Experts recommend producers evaluate several factors
Whether a producer should renovate an existing structure or tear it down and build a new one, depends on a variety of factors. Construction specialists recommend producers evaluate several criteria in order to determine if they should remodel or raze a building.
Factors to Consider: First, look at the scope of the project and determine if it is a minor renovation or a major renovation. Next, evaluate if the changes in the existing building would require structural work. In addition, consider the condition of the current structure. Producers should assess whether the structure is in good condition or if it has seen better days. If it is in poor condition, it may be more cost effective to raze the structure and build a new one.
Another factor to consider includes determining whether an addition to the existing building can be completed and still look aesthetically pleasing. For example, if it is a metal building and the metal has faded, then it will be difficult to match the new metal to the faded material.
A thorough evaluation of the building is critical in determining whether it can structurally handle being added on to. Though producers may want to expand the existing structure, the current building may not be in good enough condition for an addition or even a remodel.
Last but certainly not least, request bids to determine what it will cost to remodel and what it will cost to build new. “A lot of times depending on how invasive and extensive the remodel is, sometimes it is less expensive to tear it down and start again,” Jim Crawford, University of Missouri Extension Field Specialist in Agricultural Engineering, said.
Cost Savings: One cost saving measure on a new project is reusing some of the materials from the razed structure. Producers will be able to save some money if they are willing to take apart the building themselves and store the materials for reuse. “If it is something you are doing yourself you can save a lot of money by recycling some of the lumber, wiring and things like that, as long as it is in good condition and still safe to use,” Crawford explained.
However, the cost savings plummet if producers rely on contracted workers to carefully disassemble the old structure. There is a significant labor investment in hiring workers to take apart an old building. In fact, construction specialists say most contractors are unwilling to disassemble a building for repurposing because it is cost prohibitive.

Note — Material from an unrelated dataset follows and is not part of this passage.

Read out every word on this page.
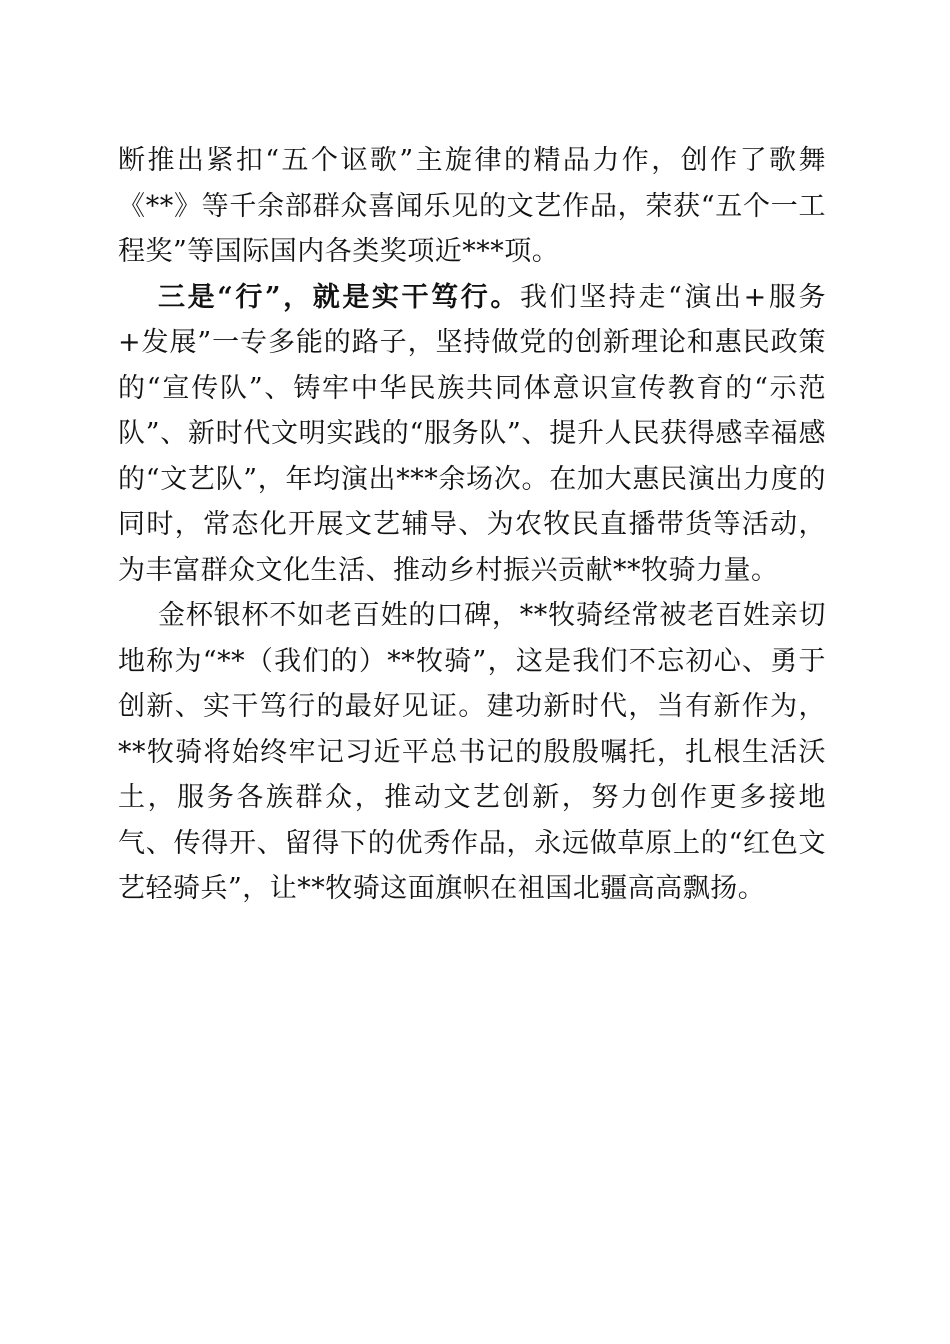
断推出紧扣“五个讴歌”主旋律的精品力作，创作了歌舞《**》等千余部群众喜闻乐见的文艺作品，荣获“五个一工程奖”等国际国内各类奖项近***项。

三是“行”，就是实干笃行。我们坚持走“演出+服务+发展”一专多能的路子，坚持做党的创新理论和惠民政策的“宣传队”、铸牢中华民族共同体意识宣传教育的“示范队”、新时代文明实践的“服务队”、提升人民获得感幸福感的“文艺队”，年均演出***余场次。在加大惠民演出力度的同时，常态化开展文艺辅导、为农牧民直播带货等活动，为丰富群众文化生活、推动乡村振兴贡献**牧骑力量。

金杯银杯不如老百姓的口碑，**牧骑经常被老百姓亲切地称为“**（我们的）**牧骑”，这是我们不忘初心、勇于创新、实干笃行的最好见证。建功新时代，当有新作为，**牧骑将始终牢记习近平总书记的殷殷嘱托，扎根生活沃土，服务各族群众，推动文艺创新，努力创作更多接地气、传得开、留得下的优秀作品，永远做草原上的“红色文艺轻骑兵”，让**牧骑这面旗帜在祖国北疆高高飘扬。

Using Salvaged Materials: The upside to producers investing their time and labor to save materials for reuse is the potential cost savings. However, there are a few downfalls to reusing old materials. First, most contractors will not warranty or guarantee work that is completed with used materials. Even if a contractor agrees to use parts from a producers’ old structure, the materials will not have a warranty on them.
Producers should also consider what their time and labor is worth. Taking apart a shed or barn can be time consuming and difficult, especially if farmers do not have the proper tools and equipment.
In addition, producers should consider the safety aspect of disassembling a structure. They should have experience working on a ladder, knowledge working with electrical wiring, as well as proficiency in other construction related skills. Construction specialists encourage producers planning to tackle projects to make sure they can safely accomplish the task.